A model: the banded coral shrimp
Banded coral shrimp, known in the Far East as "cherry blossom shrimp" for their bright pink color, breed only in Japan's Surugawan Bay and in the sea off Tungkang, Taiwan. Because the Japanese regard these shrimp, which are rich in calcium and phosphorus, as a natural national treasure, the Taiwanese have started to catch them as well.

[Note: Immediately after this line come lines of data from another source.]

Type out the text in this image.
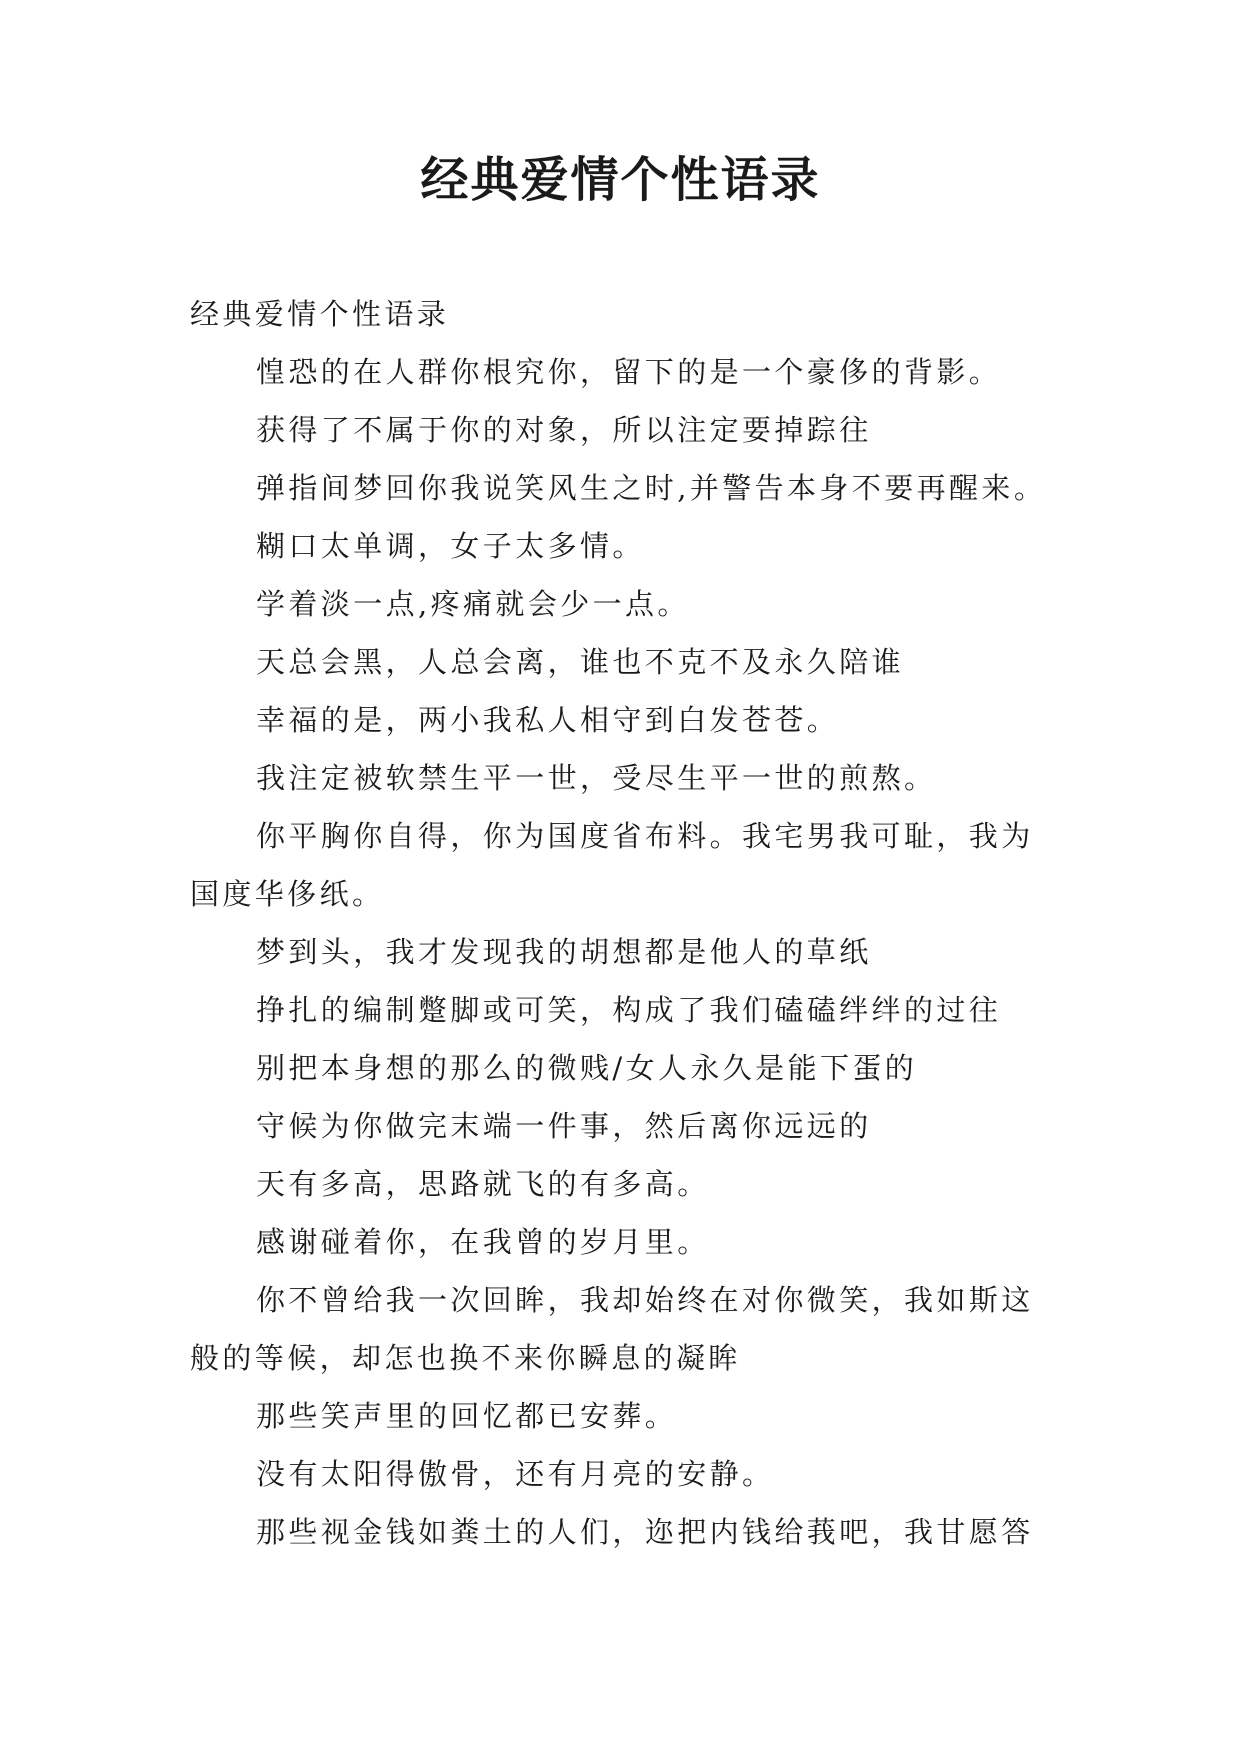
经典爱情个性语录
经典爱情个性语录
惶恐的在人群你根究你，留下的是一个豪侈的背影。
获得了不属于你的对象，所以注定要掉踪往
弹指间梦回你我说笑风生之时,并警告本身不要再醒来。
糊口太单调，女子太多情。
学着淡一点,疼痛就会少一点。
天总会黑，人总会离，谁也不克不及永久陪谁
幸福的是，两小我私人相守到白发苍苍。
我注定被软禁生平一世，受尽生平一世的煎熬。
你平胸你自得，你为国度省布料。我宅男我可耻，我为
国度华侈纸。
梦到头，我才发现我的胡想都是他人的草纸
挣扎的编制蹩脚或可笑，构成了我们磕磕绊绊的过往
别把本身想的那么的微贱/女人永久是能下蛋的
守候为你做完末端一件事，然后离你远远的
天有多高，思路就飞的有多高。
感谢碰着你，在我曾的岁月里。
你不曾给我一次回眸，我却始终在对你微笑，我如斯这
般的等候，却怎也换不来你瞬息的凝眸
那些笑声里的回忆都已安葬。
没有太阳得傲骨，还有月亮的安静。
那些视金钱如粪土的人们，迩把内钱给莪吧，我甘愿答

In Tungkang, the local fishermen's association has organized the 120 boats that specialize in catching banded coral shrimp into a marketing group. It is prohibited to catch shrimp from June to October when they produce eggs, and from November to May shrimping is allowed only four days a week. Hence, from Friday to Sunday you never see the shrimpers' boats out at sea. Each time a boat returns from the sea, its haul cannot exceed 200 kilos, or the surplus will be turned over to the group.With these strict conservation measures, the total yearly catch has dropped from nearly 2,000 tons five years ago to 800 or so tons last year. But because the price has risen with a smaller supply-from NT$1,400 for a 20-kilo box to NT$4,500-gross yearly sales have risen to NT$250 million. The result is that the shrimp can breathe easy about their survival as a species, and the fishermen needn't worry about their livelihoods.